A greve dos caminhoneiros afetou o abastecimento dos mercados em todo país. Em Muriaé, alguns alimentos já estão mais caros e um estabelecimento passou a limitar a quantidade de itens por cliente.

Durante pesquisa na cidade, foi verificado pelo GUIA MURIAÉ que alguns alimentos já estão mais caros. É o caso do da batata. Até a semana passada o quilo era encontrado por até R$ 1,99. Nesta sexta-feira (25), o quilo já estava sendo vendido por R$ 7,49. O tomate também está mais caro. Se antes podia ser encontrado por até R$ 2,99 o quilo, agora já custa quase R$ 10 em alguns estabelecimentos. Segundo os comerciantes, a redução da oferta e o aumento da procura causaram o aumento nos preços. Caso a greve continue, a tendência é que os preços aumentem ainda mais.

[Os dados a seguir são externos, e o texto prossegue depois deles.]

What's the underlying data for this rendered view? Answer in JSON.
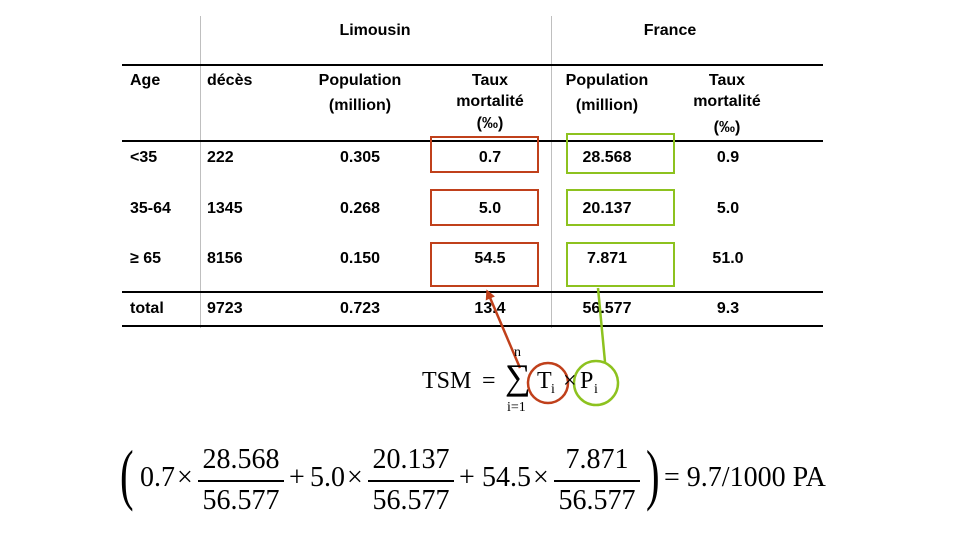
{
  "table": {
    "groups": {
      "left": "Limousin",
      "right": "France"
    },
    "headers": {
      "age": "Age",
      "deces": "décès",
      "pop_limousin": [
        "Population",
        "(million)"
      ],
      "taux_limousin": [
        "Taux",
        "mortalité",
        "(‰)"
      ],
      "pop_france": [
        "Population",
        "(million)"
      ],
      "taux_france": [
        "Taux",
        "mortalité",
        "(‰)"
      ]
    },
    "rows": [
      {
        "age": "<35",
        "deces": "222",
        "pop_limousin": "0.305",
        "taux_limousin": "0.7",
        "pop_france": "28.568",
        "taux_france": "0.9"
      },
      {
        "age": "35-64",
        "deces": "1345",
        "pop_limousin": "0.268",
        "taux_limousin": "5.0",
        "pop_france": "20.137",
        "taux_france": "5.0"
      },
      {
        "age": "≥ 65",
        "deces": "8156",
        "pop_limousin": "0.150",
        "taux_limousin": "54.5",
        "pop_france": "7.871",
        "taux_france": "51.0"
      },
      {
        "age": "total",
        "deces": "9723",
        "pop_limousin": "0.723",
        "taux_limousin": "13.4",
        "pop_france": "56.577",
        "taux_france": "9.3"
      }
    ]
  },
  "formula": {
    "lhs": "TSM",
    "equals": "=",
    "sum_symbol": "∑",
    "upper": "n",
    "lower": "i=1",
    "t": "T",
    "t_sub": "i",
    "times": "×",
    "p": "P",
    "p_sub": "i"
  },
  "calculation": {
    "terms": [
      {
        "coef": "0.7",
        "num": "28.568",
        "den": "56.577"
      },
      {
        "coef": "5.0",
        "num": "20.137",
        "den": "56.577"
      },
      {
        "coef": "54.5",
        "num": "7.871",
        "den": "56.577"
      }
    ],
    "times": "×",
    "plus": "+",
    "result": "= 9.7/1000 PA"
  },
  "colors": {
    "limousin_highlight": "#c0401b",
    "france_highlight": "#8dc21f"
  }
}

Outra realidade na cidade é que alguns mercados estão começando a limitar a quantidade de itens por cliente. O Bahamas Empório, por exemplo, passou a estampar duas mensagens para os clientes. Uma delas dizendo que, para evitar o desabastecimento, alguns produtos poderão estar limitados na área de vendas. “A ‘justa causa’ tem por objetivo atender o maior número de clientes possível”, afirma a loja. A outra dizendo que a greve dos caminhoneiros pode prejudicar o abastecimento de alguns produtos/setores. Segundo funcionários, além das ofertas da TV, o açúcar e o óleo estão limitados.




Paralisação dos caminhoneiros entra no quinto dia

Mesmo após o anúncio de um acordo com o governo nessa quinta-feira (24), caminhoneiros mantêm pontos de manifestação em diversas partes do país, inclusive em Muriaé, onde ocorrem interdições nas BRs 116 e 356.

Pelo acordo firmado ontem à noite entre o governo e representantes dos caminhoneiros, a paralisação seria suspensa por 15 dias. O acordo foi unanimidade. O presidente da Associação Brasileira dos Caminhoneiros (ABCAM), que representa 700 mil caminhoneiros, chegou a sair da reunião pelo fato do governo não aceitar as reivindicações da categoria de zerar os impostos sobre o diesel.

A Polícia Rodoviária Federal (PRF) informou que ainda não registra desmobilização.